‘Taxi’: Andy Warhol’s cruel eulogy for Edie Sedgwick

Edie Sedgwick is remembered as Andy Warhol’s ultimate Superstar. With her distinctive eye makeup, her pixie cut and her supreme beauty, she’s one of those faces that defined an era. But her story was a tragic one as the scene that she symbolised was also the scene that killed her. As she fell deep into addiction and became hooked on the drugs that circled Warhol’s Factory, you would have thought that her creator and friend would have been there. But really, Warhol watched Sedgwick’s death with cruel wonder.

When Warhol met Sedgwick, their friendship burned bright and fast as a kind of mutual obsession. Sedgwick was looking to escape her abusive, well-to-do roots and connect with the art scene. Warhol, as always, was looking for money and fame. It’s no secret that the artist was a social climber. That was a fact that he’d happily admit. So when he met the troubled child of a wealthy family, he stuck tight to the ‘Poor Little Rich Girl’.

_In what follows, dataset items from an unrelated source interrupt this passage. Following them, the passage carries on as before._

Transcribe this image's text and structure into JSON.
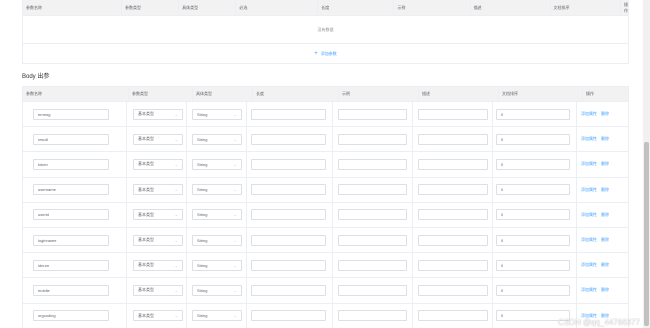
{
  "top_table": {
    "headers": [
      "参数名称",
      "参数类型",
      "具体类型",
      "必选",
      "长度",
      "示例",
      "描述",
      "文档排序",
      "操作"
    ],
    "empty_text": "没有数据"
  },
  "add_param": {
    "icon": "plus-icon",
    "label": "添加参数"
  },
  "section_title": "Body 出参",
  "body_table": {
    "headers": [
      "参数名称",
      "参数类型",
      "具体类型",
      "长度",
      "示例",
      "描述",
      "文档排序",
      "操作"
    ],
    "rows": [
      {
        "name": "errmsg",
        "type": "基本类型",
        "detail": "String",
        "length": "",
        "example": "",
        "desc": "",
        "order": "0"
      },
      {
        "name": "result",
        "type": "基本类型",
        "detail": "String",
        "length": "",
        "example": "",
        "desc": "",
        "order": "0"
      },
      {
        "name": "token",
        "type": "基本类型",
        "detail": "String",
        "length": "",
        "example": "",
        "desc": "",
        "order": "0"
      },
      {
        "name": "username",
        "type": "基本类型",
        "detail": "String",
        "length": "",
        "example": "",
        "desc": "",
        "order": "0"
      },
      {
        "name": "userid",
        "type": "基本类型",
        "detail": "String",
        "length": "",
        "example": "",
        "desc": "",
        "order": "0"
      },
      {
        "name": "loginname",
        "type": "基本类型",
        "detail": "String",
        "length": "",
        "example": "",
        "desc": "",
        "order": "0"
      },
      {
        "name": "idnum",
        "type": "基本类型",
        "detail": "String",
        "length": "",
        "example": "",
        "desc": "",
        "order": "0"
      },
      {
        "name": "mobile",
        "type": "基本类型",
        "detail": "String",
        "length": "",
        "example": "",
        "desc": "",
        "order": "0"
      },
      {
        "name": "orgcoding",
        "type": "基本类型",
        "detail": "String",
        "length": "",
        "example": "",
        "desc": "",
        "order": "0"
      }
    ],
    "action_add_attr": "添加属性",
    "action_delete": "删除"
  },
  "watermark": "CSDN @qq_44766377",
  "colors": {
    "link": "#409eff",
    "header_bg": "#f2f2f2",
    "border": "#ebeef5"
  }
}
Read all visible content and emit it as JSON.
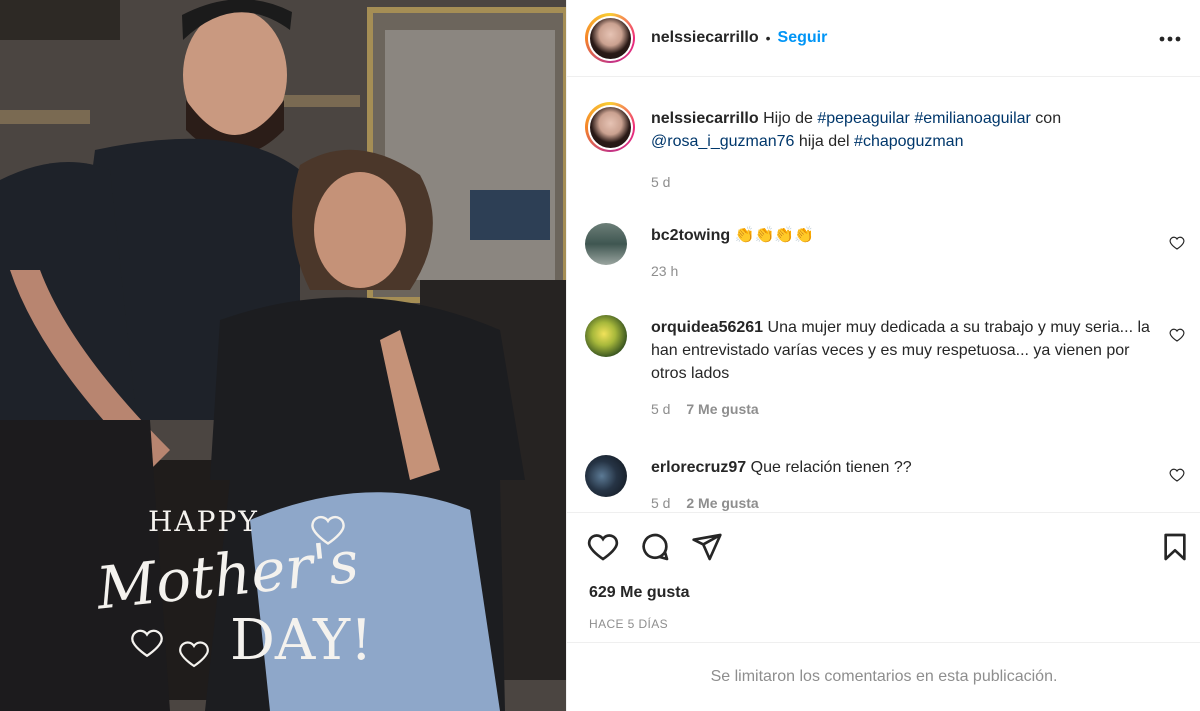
{
  "post": {
    "username": "nelssiecarrillo",
    "separator": "•",
    "follow_label": "Seguir",
    "caption": {
      "username": "nelssiecarrillo",
      "text_1": "Hijo de",
      "tag_1": "#pepeaguilar",
      "tag_2": "#emilianoaguilar",
      "text_2": "con",
      "tag_3": "@rosa_i_guzman76",
      "text_3": "hija del",
      "tag_4": "#chapoguzman",
      "time": "5 d"
    },
    "comments": [
      {
        "username": "bc2towing",
        "text": "👏👏👏👏",
        "time": "23 h",
        "likes": ""
      },
      {
        "username": "orquidea56261",
        "text": "Una mujer muy dedicada a su trabajo y muy seria... la han entrevistado varías veces y es muy respetuosa... ya vienen por otros lados",
        "time": "5 d",
        "likes": "7 Me gusta"
      },
      {
        "username": "erlorecruz97",
        "text": "Que relación tienen ??",
        "time": "5 d",
        "likes": "2 Me gusta"
      }
    ],
    "likes_count": "629 Me gusta",
    "posted_ago": "HACE 5 DÍAS",
    "comments_limited": "Se limitaron los comentarios en esta publicación."
  },
  "photo": {
    "overlay_happy": "HAPPY",
    "overlay_mothers": "Mother's",
    "overlay_day": "DAY!"
  },
  "icons": {
    "more": "more-horizontal-icon",
    "like": "heart-icon",
    "comment": "comment-icon",
    "share": "send-icon",
    "save": "bookmark-icon"
  },
  "colors": {
    "follow": "#0095f6",
    "text": "#262626",
    "secondary": "#8e8e8e",
    "tag": "#00376b"
  }
}
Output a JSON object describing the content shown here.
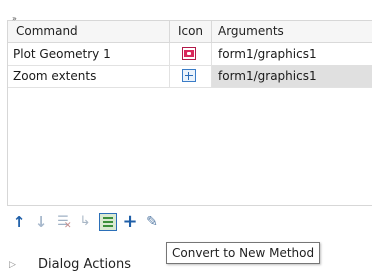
{
  "table": {
    "sort_indicator": "»",
    "headers": {
      "command": "Command",
      "icon": "Icon",
      "arguments": "Arguments"
    },
    "rows": [
      {
        "command": "Plot Geometry 1",
        "icon": "plot-geometry-icon",
        "arguments": "form1/graphics1"
      },
      {
        "command": "Zoom extents",
        "icon": "zoom-extents-icon",
        "arguments": "form1/graphics1"
      }
    ]
  },
  "toolbar": {
    "buttons": [
      {
        "icon": "move-up-icon",
        "glyph": "↑"
      },
      {
        "icon": "move-down-icon",
        "glyph": "↓"
      },
      {
        "icon": "delete-icon",
        "glyph": "☰"
      },
      {
        "icon": "method-icon",
        "glyph": "↳"
      },
      {
        "icon": "convert-to-new-method-icon"
      },
      {
        "icon": "add-icon",
        "glyph": "+"
      },
      {
        "icon": "edit-icon",
        "glyph": "✎"
      }
    ]
  },
  "tooltip": {
    "text": "Convert to New Method"
  },
  "section": {
    "arrow": "▷",
    "label": "Dialog Actions"
  }
}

For a few years, Sedgwick was his muse, appearing in several of his films, joining him for interviews and ruling as the Queen over his Factory kingdom. But as Sedgwick began to stretch out her wings when she met Bob Dylan, and when her addiction was starting to take hold of her head, health and bank account, the artist didn’t just abandon her but seemed to kick her to the curb with incredible cruelty. “Do you think Edie will let us film her when she commits suicide?” Warhol said.

In 1971, Sedgwick did die but Warhol was nowhere to be seen. After being pushed out of his circle and replaced by a new blonde fascination in the form of Nico, the superstar succumbed to her addictions. The world still mourns her, but it seems that Warhol never did, as even his written memorial for his supposed muse is callous.

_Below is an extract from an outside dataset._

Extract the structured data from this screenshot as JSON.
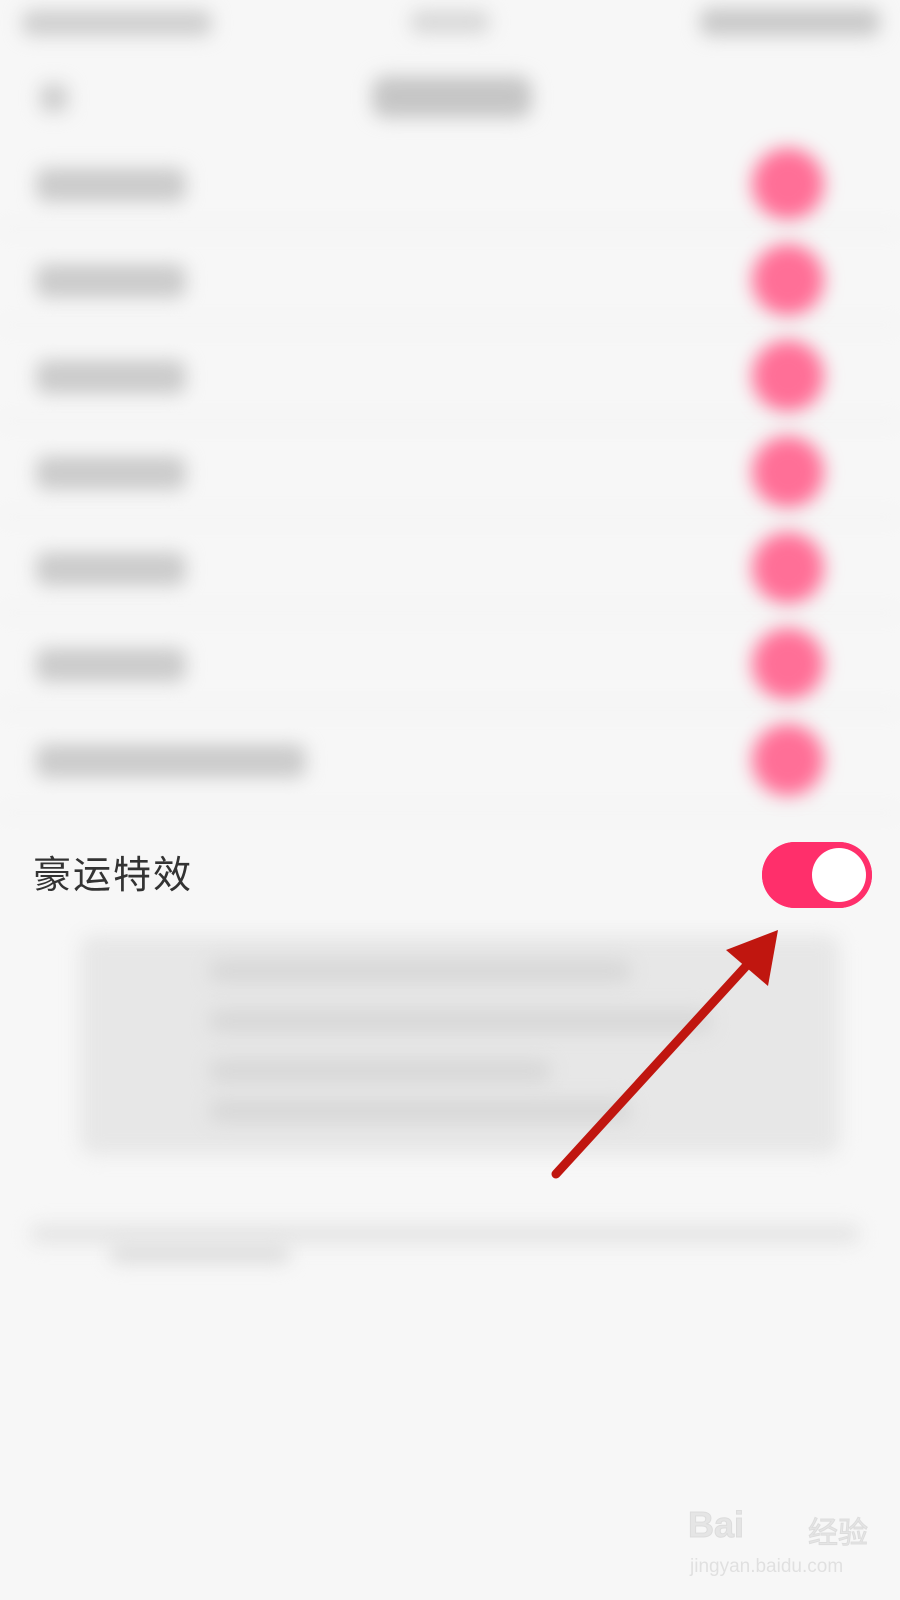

In his book, The Philosophy Of Andy Warhol, one cryptic chapter is described as “The Fall And Rise Of My Favourite Sixties Girl”. Even that feels odd. Either Warhol is deeming Sedgwick’s entire life as a ‘fall’, and merely her death as her ‘rise’, or he’s purposefully ignoring her fall into and struggles with addiction. 

“Favourite Sixties Girl” also doesn’t seem to fit, considering the tone of the chapter. Telling the story of “Taxi”, “a confused, beautiful debutante”, with a “poignantly vacant, vulnerable quality that made her a reflection of everybody’s private fantasies.” From the first paragraph, Warhol seems to make it clear that his fascination with Sedgwick wasn’t based on who she was but on who he could mould her to be. He presents her as a void or a canvas, writing, “Taxi could be anything you wanted her to be – a little girl, a woman, intelligent, dumb, rich, poor – anything. She was a wonderful, beautiful blank. The mystique to end all mystiques.”

However, perhaps the very issue with Sedgwick was that she wasn’t a void or a blank. Instead, she was very clearly a troubled product of a hard life. While Warhol seemed determined to simply see her as a rich girl, Sedgwick’s childhood was horrific despite her wealth. She was routinely abused by her father, institutionalised when she tried to speak out about it and trapped in a cycle of mistreatment no matter what. While refusing to acknowledge his muse’s pain in any real or helpful way, Warhol saw it and wanted to use it. “I could see that she had more problems than anyone I’d ever met. So beautiful but so sick,” he wrote, adding, “I was really intrigued.”

That twisted intrigue would lead to Warhol perpetuating the mistreatment of Sedgwick. In his film Beauty No.2, the actor is visibly intoxicated while Warhol instructs a man to touch her as he asks prying questions about her trauma. In Poor Little Rich Girl, he spends hours filming her routine, mocking her and watching her descend deeper into addiction. By the time he made the comment about wanting to film Sedgwick’s suicide, his track record would suggest that he genuinely would have jumped at the chance, seemingly keen to capture her worsening state on film while contributing to it.

You would have thought that somewhere within all of this, or at least after his old friend and star had died, there would be a moment of grief or remorse, or at least a kind thought towards her. The closest he ever gets to a loving sentiment is, “I missed having her around.” Instead, in the ‘Taxi’ chapter, Warhol’s eulogy for Sedgwick is simply more of the careless trauma porn he’d been making of her when she was alive. “I just couldn’t stop looking at her because I was so fascinated but horrified,” he wrote, perfectly summing up his entire attitude towards her.